A circular circuit of radius 30 cm is built to rotate about a

pair of insulating posts. The circuit consists of a 100 volt

battery, two 25 kW resistors in parallel and one 75 kW

resistor in series. The circuit is exposed to an external uniform magnetic field

of magnitude 0.75 Tesla and directed 20 degrees from the

normal vector of the circuit and the axis of rotation.

Calculate the total torque (magnitude and direction) on the

circuit

Calculate the component of the torque on the circuit

(magnitude and direction) at point A (exactly ¼ of the way

around the loop)

Calculate the component of the torque on the circuit

(magnitude and direction) at point B (exactly 7/8 of the way

around the loop)

Answer 1

The torque is given by,

T = IA x B....(i) , where,

T = torque , I = current, A = area of cross-section, B = magnetic field and "x" denotes the cross-product.

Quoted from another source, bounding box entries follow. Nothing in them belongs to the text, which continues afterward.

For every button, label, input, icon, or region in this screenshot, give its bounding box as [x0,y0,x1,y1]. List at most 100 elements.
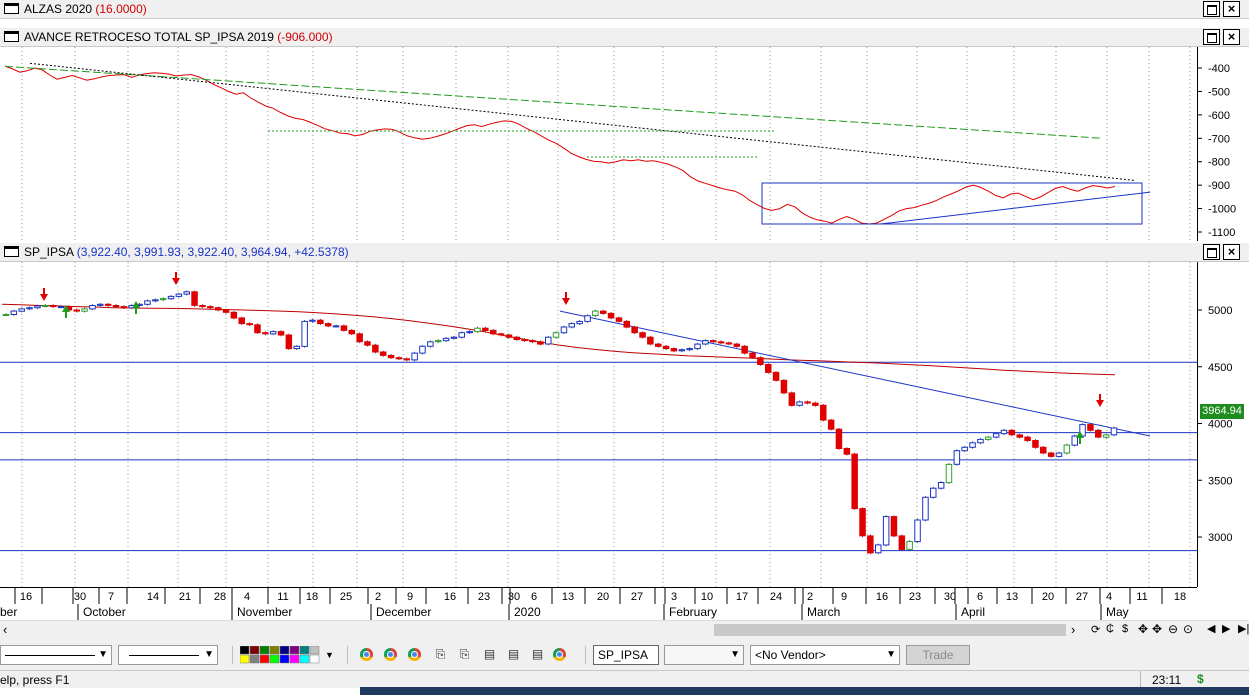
line-style-dropdown[interactable]: ▼ [0,645,112,665]
date-tick-label: 4 [1106,591,1112,603]
candle [827,419,835,430]
candle [332,325,340,328]
window-icon[interactable]: ▤ [483,647,496,661]
refresh-icon[interactable]: ⟳ [1091,624,1101,636]
date-tick-label: 10 [701,591,713,603]
chrome-icon[interactable] [553,648,566,661]
candle [238,317,245,325]
candle [18,308,25,312]
document-icon [4,3,19,14]
candle [285,334,293,350]
color-swatch [269,654,280,664]
document-icon [4,31,19,42]
color-swatch [239,654,250,664]
close-button[interactable]: × [1223,1,1240,17]
close-button[interactable]: × [1223,29,1240,45]
y-tick-label: 3000 [1208,532,1232,544]
template-icon[interactable]: ⎘ [435,647,446,661]
trade-button[interactable]: Trade [906,645,970,665]
avance-window-titlebar[interactable]: AVANCE RETROCESO TOTAL SP_IPSA 2019 (-90… [0,28,1249,47]
date-tick-label: 23 [909,591,921,603]
candle [1000,429,1008,435]
last-bar-icon[interactable]: ▶ [1222,623,1231,635]
zoom-in-icon[interactable]: ✥ [1138,622,1149,636]
advance-decline-chart [4,47,1191,241]
vendor-dropdown[interactable]: <No Vendor> ▼ [750,645,900,665]
candle [42,305,49,307]
candle [662,345,670,350]
close-button[interactable]: × [1223,244,1240,260]
candle [725,342,733,345]
candle [301,320,308,347]
symbol-input[interactable]: SP_IPSA [593,645,659,665]
chart-scrollbar[interactable]: ‹ › ⟳ ₵ $ ✥ ✥ ⊖ ⊙ ◀ ▶ ▶| [0,620,1249,639]
os-taskbar [360,687,1249,695]
scroll-right-icon[interactable]: › [1071,622,1076,637]
candle [309,319,316,322]
zoom-icon[interactable]: ⊙ [1183,622,1194,636]
alzas-window-title: ALZAS 2020 (16.0000) [24,2,147,16]
chrome-icon[interactable] [384,648,397,661]
maximize-button[interactable] [1203,244,1220,260]
zoom-out-icon[interactable]: ⊖ [1168,622,1179,636]
scroll-thumb[interactable] [714,624,1066,636]
candle [254,324,261,334]
downtrend-line [559,310,1151,437]
move-icon[interactable]: ✥ [1152,622,1163,636]
candle [387,354,395,359]
advance-decline-chart-pane[interactable]: -400 -500 -600 -700 -800 -900 -1000 -1100 [0,47,1249,241]
maximize-button[interactable] [1203,29,1220,45]
color-dropdown-icon[interactable]: ▼ [325,650,334,660]
window-icon[interactable]: ▤ [531,647,544,661]
candle [403,358,410,361]
candle [49,305,57,308]
template-icon[interactable]: ⎘ [459,647,470,661]
candle [757,357,764,365]
month-label: May [1106,605,1129,619]
candle [765,364,772,373]
price-y-axis: 5000 4500 4000 3500 3000 [1197,262,1249,587]
down-arrow-signal [172,272,180,285]
candle [505,334,513,338]
chrome-icon[interactable] [360,648,373,661]
line-width-dropdown[interactable]: ▼ [118,645,218,665]
candle [820,404,827,421]
candle [356,333,363,343]
candle [207,306,214,309]
candle [1102,434,1110,438]
candle [1008,429,1016,436]
date-tick-label: 20 [1042,591,1054,603]
window-icon[interactable]: ▤ [507,647,520,661]
candle [411,352,418,361]
price-chart-pane[interactable]: 5000 4500 4000 3500 3000 3964.94 [0,262,1249,587]
candle [262,332,269,335]
candle [2,314,10,316]
chrome-icon[interactable] [408,648,421,661]
candle [1110,427,1118,436]
end-icon[interactable]: ▶| [1238,623,1249,635]
candle [655,343,662,347]
maximize-button[interactable] [1203,1,1220,17]
date-tick-label: 30 [944,591,956,603]
date-tick-label: 16 [20,591,32,603]
candle [97,303,104,306]
alzas-window-titlebar[interactable]: ALZAS 2020 (16.0000) × [0,0,1249,19]
scroll-left-icon[interactable]: ‹ [3,622,8,637]
sp-ipsa-window-title: SP_IPSA (3,922.40, 3,991.93, 3,922.40, 3… [24,245,349,259]
date-tick-label: 3 [671,591,677,603]
currency-icon[interactable]: ₵ [1106,623,1114,635]
candle [340,325,348,331]
sp-ipsa-window-titlebar[interactable]: SP_IPSA (3,922.40, 3,991.93, 3,922.40, 3… [0,243,1249,262]
color-swatch [299,654,310,664]
candle [780,379,788,394]
date-tick-label: 24 [770,591,782,603]
y-tick-label: -1000 [1208,204,1236,216]
month-label: 2020 [514,605,541,619]
candle [890,516,898,537]
color-palette[interactable] [239,645,324,664]
timeframe-dropdown[interactable]: ▼ [664,645,744,665]
candle [379,351,387,356]
y-tick-label: -500 [1208,86,1230,98]
price-icon[interactable]: $ [1122,623,1129,635]
first-bar-icon[interactable]: ◀ [1207,623,1216,635]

Thus applying formula of cross-product, we have,

T = BIA sin (θ)....(ii), where θ = angle between normal vector and axis of rotation

Given data :

Radius = r = 30 cm = 0.3 m

Voltage = V_o = 100 V

Total power = P = (2 * 25) + 75 = 125 kW

Thus, effective resistance = R_eff = (V_o² / P) = (100² / 125 * 10³) Ω = 0.08 Ω

Thus, by Ohm's law effective current = I = V_o / R_eff = 100/0.08 = 1250 A

Magnetic field = B = 0.75 Tesla

Angle between normal vector and axis of rotation = θ = 20 degrees

Thus, from (ii), total torque

T_total = 0.75 * 1250 * (3.14 * 0.3²) * sin(20 degrees)

Or, T_total = 90.614 N-m (approx)

Thus, total torque on the circuit is approximately 90.614 N-m, directed vertically upward along the magnetic field, at 20 degrees with the normal plane of paper.

Exactly at (1/4)th the way around the loop, the value of angle between normal vector and axis of rotation = θ_1/4 = (20 + 90) degrees, since a circular angle is 360 degrees.

Thus, θ_1/4 = 110 degrees

Thus, torque = T_1/4 = 0.75 * 1250 * (3.14 * 0.3²) * sin(110 degrees) = 248.959 N-m (approx)

Thus assuming anti-clockwise rotation at (1/4)th the way around the loop, torque is approximately 248.959 N-m, directed along the magnetic field at 110 degrees with the normal plane of paper.

At (7/8)th the way around the loop, the value of angle between normal vector and axis of rotation = θ_7/8 = (20 + [90*0.5*7]) degrees

Or, θ_7/8 = 335 degrees

Thus, torque = T_7/8 = 0.75 * 1250 * (3.14 * 0.3²) * sin(335 degrees) = -111.967 N-m (approx)

Thus assuming anti-clockwise rotation at (7/8)th the way around the loop, torque is approximately -111.967 N-m, directed along the magnetic field at (360-335) = 25 degrees with the normal plane of paper.